The knot of mailed men stepped back, leaving Tulio standing alone over the corpse. It was not well to be too near a dead noble, most especially if you had had a hand in killing him, and no matter what he had done. The King's Justice could take strange twists where nobles were concerned.
A livid scar across his broad nose visible beneath the nasal of his helmet, the Guardsmen's grizzled sergeant spat near the corpse. "There's naught to be done for it now. Tulio!" That Guardsman suddenly realized he was alone by the body and jumped, his eyes darting frantically. "Put your cloak over the... the noble lord," the sergeant went on. "Move, man!" Reluctantly Tulio complied. The sergeant told off more men. "Abydius, Crato, Jocor, Naso. Grab his arms and legs. Jump! Or do you want to stay here till the flies eat him?"
The four men shuffled forward, muttering as they lifted the body. The sergeant started up the street, and the bearers followed as quickly as they were able, the rest of the troop falling in behind. None gave a second look to Conan.
"Are you slowing that much, Cimmerian?" a gruff voice called.
Conan spun, his angry retort dying on his lips as he saw the bearded man leaning against a shop front.
"I'm still faster than you, Hordo, you old robber of dogs."
Nearly as tall as Conan and broader, the bearded man strai
ghtened. A rough leather patch covered his left eye, and a scar running from beneath the leather down his cheek pulled that side of his mouth into a permanent sneer, though now the rest of it was bent to a grin. A heavy gold hoop swung from each ear, but if they tempted thieves the wellworn broadsword and dagger at his belt dissuaded them.
"Mayhap you are, Conan," he said. "But what are you doing in Nemedia, 'side from taking a lesson on bladesmanship from a middle-aged noble? The last I saw of you, you were on your way to Aghrapur to soldier for King Yildiz."
Hordo was a friend, but he had not always been so. The first time they met, the one-eyed man and a pack of bandits had pegged Conan out on the Zamoran plains at the orders of Karela, a red-haired woman bandit known as the Red Hawk. Later they had ridden together to the Kezankian Mountains to try for treasure stolen by the sorcerer Amanar. From that they had escaped with naught but their lives.
Twice more they had met, each time making a try at wealth, each time failing to gain more than enough for one grand carouse in the nearest fleshpots. Conan had to wonder if once again they would have a chance at gold.
"I did," Conan replied, "but I left the service of Turan a year gone and more."
"Trouble over a woman, I'll wager," Hordo chuckled, "knowing you."
Conan shrugged his massive shoulders. He always had trouble over women, it seemed. But then, what man did not?
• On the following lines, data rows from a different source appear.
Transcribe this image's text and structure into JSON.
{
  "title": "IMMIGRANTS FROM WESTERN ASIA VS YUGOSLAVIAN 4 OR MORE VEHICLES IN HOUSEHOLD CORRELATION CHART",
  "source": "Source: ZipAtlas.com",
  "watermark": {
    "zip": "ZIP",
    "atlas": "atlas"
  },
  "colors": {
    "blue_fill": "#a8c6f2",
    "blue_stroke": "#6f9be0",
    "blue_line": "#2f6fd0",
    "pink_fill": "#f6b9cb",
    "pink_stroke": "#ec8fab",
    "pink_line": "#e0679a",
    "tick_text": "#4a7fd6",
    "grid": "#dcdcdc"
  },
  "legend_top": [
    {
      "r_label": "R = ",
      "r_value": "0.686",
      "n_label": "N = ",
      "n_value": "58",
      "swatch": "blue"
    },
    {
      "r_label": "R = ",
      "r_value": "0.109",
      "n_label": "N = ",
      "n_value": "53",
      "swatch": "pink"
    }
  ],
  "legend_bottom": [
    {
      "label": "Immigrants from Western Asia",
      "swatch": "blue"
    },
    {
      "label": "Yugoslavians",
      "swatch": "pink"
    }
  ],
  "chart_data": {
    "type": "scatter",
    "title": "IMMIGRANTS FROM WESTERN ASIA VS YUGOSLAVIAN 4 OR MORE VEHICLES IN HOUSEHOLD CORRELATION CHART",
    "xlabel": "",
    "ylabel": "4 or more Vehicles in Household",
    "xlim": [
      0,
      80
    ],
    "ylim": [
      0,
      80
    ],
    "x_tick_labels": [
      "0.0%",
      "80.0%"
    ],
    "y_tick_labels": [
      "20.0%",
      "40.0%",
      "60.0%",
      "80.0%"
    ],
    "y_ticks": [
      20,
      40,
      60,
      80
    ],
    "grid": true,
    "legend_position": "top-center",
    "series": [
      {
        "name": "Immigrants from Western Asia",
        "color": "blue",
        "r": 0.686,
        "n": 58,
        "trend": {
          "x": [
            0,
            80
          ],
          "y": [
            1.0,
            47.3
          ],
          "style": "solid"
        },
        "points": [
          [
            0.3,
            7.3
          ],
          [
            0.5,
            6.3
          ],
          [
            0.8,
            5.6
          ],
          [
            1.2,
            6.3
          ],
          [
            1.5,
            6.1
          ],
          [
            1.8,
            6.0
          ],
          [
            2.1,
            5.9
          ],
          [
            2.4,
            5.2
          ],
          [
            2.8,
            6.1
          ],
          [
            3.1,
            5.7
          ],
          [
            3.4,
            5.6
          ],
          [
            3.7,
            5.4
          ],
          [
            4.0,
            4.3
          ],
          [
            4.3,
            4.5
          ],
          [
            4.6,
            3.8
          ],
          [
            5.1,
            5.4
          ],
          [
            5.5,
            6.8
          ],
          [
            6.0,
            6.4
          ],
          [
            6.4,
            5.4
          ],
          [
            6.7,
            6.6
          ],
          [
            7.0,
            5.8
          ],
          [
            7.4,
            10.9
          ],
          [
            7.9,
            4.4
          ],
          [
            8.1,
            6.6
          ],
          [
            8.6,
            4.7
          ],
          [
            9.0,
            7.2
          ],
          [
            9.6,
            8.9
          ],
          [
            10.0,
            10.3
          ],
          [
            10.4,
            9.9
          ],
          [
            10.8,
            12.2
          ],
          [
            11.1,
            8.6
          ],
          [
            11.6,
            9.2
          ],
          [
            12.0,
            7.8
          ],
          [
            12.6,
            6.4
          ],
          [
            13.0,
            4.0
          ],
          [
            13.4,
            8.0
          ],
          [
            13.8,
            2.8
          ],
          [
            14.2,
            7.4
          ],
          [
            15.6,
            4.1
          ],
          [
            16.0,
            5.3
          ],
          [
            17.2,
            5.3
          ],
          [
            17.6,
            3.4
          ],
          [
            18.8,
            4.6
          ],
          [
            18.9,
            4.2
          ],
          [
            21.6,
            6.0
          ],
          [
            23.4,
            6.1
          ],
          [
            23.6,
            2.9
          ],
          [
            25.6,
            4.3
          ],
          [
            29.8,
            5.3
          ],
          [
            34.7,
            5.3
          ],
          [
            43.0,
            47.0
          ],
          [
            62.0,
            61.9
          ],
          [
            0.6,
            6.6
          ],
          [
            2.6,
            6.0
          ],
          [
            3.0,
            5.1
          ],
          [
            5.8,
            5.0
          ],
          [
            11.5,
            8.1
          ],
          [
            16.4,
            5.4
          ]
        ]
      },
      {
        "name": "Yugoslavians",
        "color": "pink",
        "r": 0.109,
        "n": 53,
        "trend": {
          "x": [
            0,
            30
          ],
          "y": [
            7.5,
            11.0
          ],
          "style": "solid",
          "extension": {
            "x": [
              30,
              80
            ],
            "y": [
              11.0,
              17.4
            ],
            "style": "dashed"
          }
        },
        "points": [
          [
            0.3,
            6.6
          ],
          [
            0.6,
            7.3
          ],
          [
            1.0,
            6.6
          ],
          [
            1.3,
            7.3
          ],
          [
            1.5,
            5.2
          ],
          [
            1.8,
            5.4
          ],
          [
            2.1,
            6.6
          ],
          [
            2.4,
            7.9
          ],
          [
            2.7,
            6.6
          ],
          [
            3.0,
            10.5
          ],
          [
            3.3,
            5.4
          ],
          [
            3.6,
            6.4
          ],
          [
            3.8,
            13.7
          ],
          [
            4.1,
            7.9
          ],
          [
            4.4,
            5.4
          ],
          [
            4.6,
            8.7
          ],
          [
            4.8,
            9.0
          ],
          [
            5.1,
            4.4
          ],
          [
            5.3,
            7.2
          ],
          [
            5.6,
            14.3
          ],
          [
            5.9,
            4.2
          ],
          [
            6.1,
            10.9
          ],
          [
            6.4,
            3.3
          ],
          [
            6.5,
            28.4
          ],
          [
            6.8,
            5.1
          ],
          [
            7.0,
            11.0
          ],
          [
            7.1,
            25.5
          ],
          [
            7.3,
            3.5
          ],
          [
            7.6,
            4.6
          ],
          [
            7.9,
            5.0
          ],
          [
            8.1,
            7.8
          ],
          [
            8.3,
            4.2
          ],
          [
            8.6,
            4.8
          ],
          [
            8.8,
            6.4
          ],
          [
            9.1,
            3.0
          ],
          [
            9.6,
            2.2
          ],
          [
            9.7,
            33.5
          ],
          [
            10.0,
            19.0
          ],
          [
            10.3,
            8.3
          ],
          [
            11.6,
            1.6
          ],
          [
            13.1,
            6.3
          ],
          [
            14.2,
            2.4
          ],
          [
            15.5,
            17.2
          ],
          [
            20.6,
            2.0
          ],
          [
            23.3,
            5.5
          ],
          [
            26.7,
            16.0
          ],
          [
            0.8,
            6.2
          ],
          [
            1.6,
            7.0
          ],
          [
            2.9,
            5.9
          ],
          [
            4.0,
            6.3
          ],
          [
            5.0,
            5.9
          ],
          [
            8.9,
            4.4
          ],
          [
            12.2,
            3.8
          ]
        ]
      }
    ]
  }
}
"And what woman chased you from Sultanapur, Hordo? When last we parted you sat in your own inn with a plump Turanian wife, swearing never again to smuggle so much as a sweetmeat, nor set foot outside Sultanapur until you were carried out to your funeral pyre."
"It was Karela." The one-eyed man's voice was low with embarrassment. He tugged at his thick beard. "I could not give up trying to find word of her, and my wife could not cease nagging me to stop. She said I made a spectacle of myself. People talked, she said, laughed behind my back, said I was strange in the head. She would not have it said she married a man lacking all his brains. She would not stop, and I could not, so I said goodbye one day and never looked back."